Sarah Harding has opened up about her battle with cancer, revealing the news that she was diagnosed with sepsis and had to be placed into a two-week medical coma.
The Girls Aloud singer and Celebrity Big Brother winner is releasing her autobiography, Hear Me Out, next week (March 18) and excerpts from it have appeared in The Times, which she hopes will inspire people to not ignore potential signs of cancer.
"One day I woke up realising that I'd been in denial," she said of a bruised lump on her breast. "Yes, there was a lockdown, yes, there was a pandemic, but it was almost as if I'd been using that as an excuse not to face up to the fact that something was very wrong...
"I was a mess when they told me it was breast cancer – like anyone would be. Being faced with your own mortality is not something you consider, but that's how that moment felt for me. I just remember thinking: well, that's it, game over. The oncology breast nurse tried her best to make me feel better...
"In hospital I learnt very quickly what amazing human beings nurses are. Those nurses sat with me at night as I cried, and it was in those moments when I realised that what they were doing was more than just a job. Some of them would ask me about life in Girls Aloud, and I'd tell them stories about our antics on tour."
Sarah also detailed how she was taken to intensive care due to developing sepsis, and had to be placed into a coma for two weeks.
"When I was first brought out of it, I didn't wake up," she explained. "That was a worry for a while. I eventually came round and stayed in intensive care for a further two weeks. Even once I was off the ventilator, I couldn't speak properly.

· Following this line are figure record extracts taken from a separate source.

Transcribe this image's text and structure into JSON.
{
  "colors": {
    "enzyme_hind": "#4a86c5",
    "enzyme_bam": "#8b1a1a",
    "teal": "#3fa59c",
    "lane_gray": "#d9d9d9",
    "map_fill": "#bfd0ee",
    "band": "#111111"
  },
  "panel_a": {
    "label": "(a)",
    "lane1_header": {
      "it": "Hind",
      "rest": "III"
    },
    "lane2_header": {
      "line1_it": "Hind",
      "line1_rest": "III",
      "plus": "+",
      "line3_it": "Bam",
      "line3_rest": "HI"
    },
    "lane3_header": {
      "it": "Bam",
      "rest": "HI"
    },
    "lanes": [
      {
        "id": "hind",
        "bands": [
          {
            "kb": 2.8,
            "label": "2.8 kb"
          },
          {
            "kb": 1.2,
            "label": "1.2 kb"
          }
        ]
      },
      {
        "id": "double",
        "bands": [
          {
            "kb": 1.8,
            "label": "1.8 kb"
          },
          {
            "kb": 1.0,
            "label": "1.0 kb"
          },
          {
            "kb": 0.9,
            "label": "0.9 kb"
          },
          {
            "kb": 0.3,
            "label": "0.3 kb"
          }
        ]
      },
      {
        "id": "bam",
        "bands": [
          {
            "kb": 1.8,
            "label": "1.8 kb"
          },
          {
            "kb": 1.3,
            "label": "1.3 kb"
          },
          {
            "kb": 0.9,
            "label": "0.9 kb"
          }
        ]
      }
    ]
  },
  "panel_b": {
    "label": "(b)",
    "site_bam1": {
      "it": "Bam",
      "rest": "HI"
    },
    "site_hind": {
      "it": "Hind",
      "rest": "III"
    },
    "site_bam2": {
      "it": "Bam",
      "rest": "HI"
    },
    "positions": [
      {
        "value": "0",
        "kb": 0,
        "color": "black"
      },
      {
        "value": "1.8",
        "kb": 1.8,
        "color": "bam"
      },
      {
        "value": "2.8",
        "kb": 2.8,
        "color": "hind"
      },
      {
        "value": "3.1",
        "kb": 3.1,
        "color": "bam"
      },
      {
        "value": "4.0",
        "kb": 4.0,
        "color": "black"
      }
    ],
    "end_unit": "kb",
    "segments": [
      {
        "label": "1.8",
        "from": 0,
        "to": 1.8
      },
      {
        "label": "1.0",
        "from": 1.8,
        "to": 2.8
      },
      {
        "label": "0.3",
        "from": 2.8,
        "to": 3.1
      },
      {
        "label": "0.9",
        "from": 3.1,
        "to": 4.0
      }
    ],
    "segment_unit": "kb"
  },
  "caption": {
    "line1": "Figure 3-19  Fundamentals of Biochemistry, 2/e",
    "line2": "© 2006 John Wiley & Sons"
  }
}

All I could do was make noises that sounded like a chimpanzee trying to communicate."
Following her mastectomy, which saw "virtually all" of her breast removed with no chance of reconstruction, Sarah had admitted to struggling to look at herself in the mirror. She explained that doctors then discovered a tumour near her brain, and has said that she doesn't want to go through the radiotherapy and lose her hair.
"It might seem vain thinking about my hair, but my thinking was that if there's a chance I've only got six months, then I've got six months," she wrote. "Losing my hair probably wasn't going to change that, so if there's another way to manage the disease or treat it, then let's do that. I don't want to feel like I have to spend whatever time I have left hiding away.
"As my treatment progressed, I was adamant that I didn't want the news about my diagnosis getting out. However, there was a little part of me that thought, maybe if I could bring myself to talk about it, it might help others who are going through something similar...
"As scary as it was to go public about my diagnosis, it was the right thing to do, and the amount of support I've received is incredible. I’ve been inundated with lovely messages from my fans. I'm grateful beyond words for that."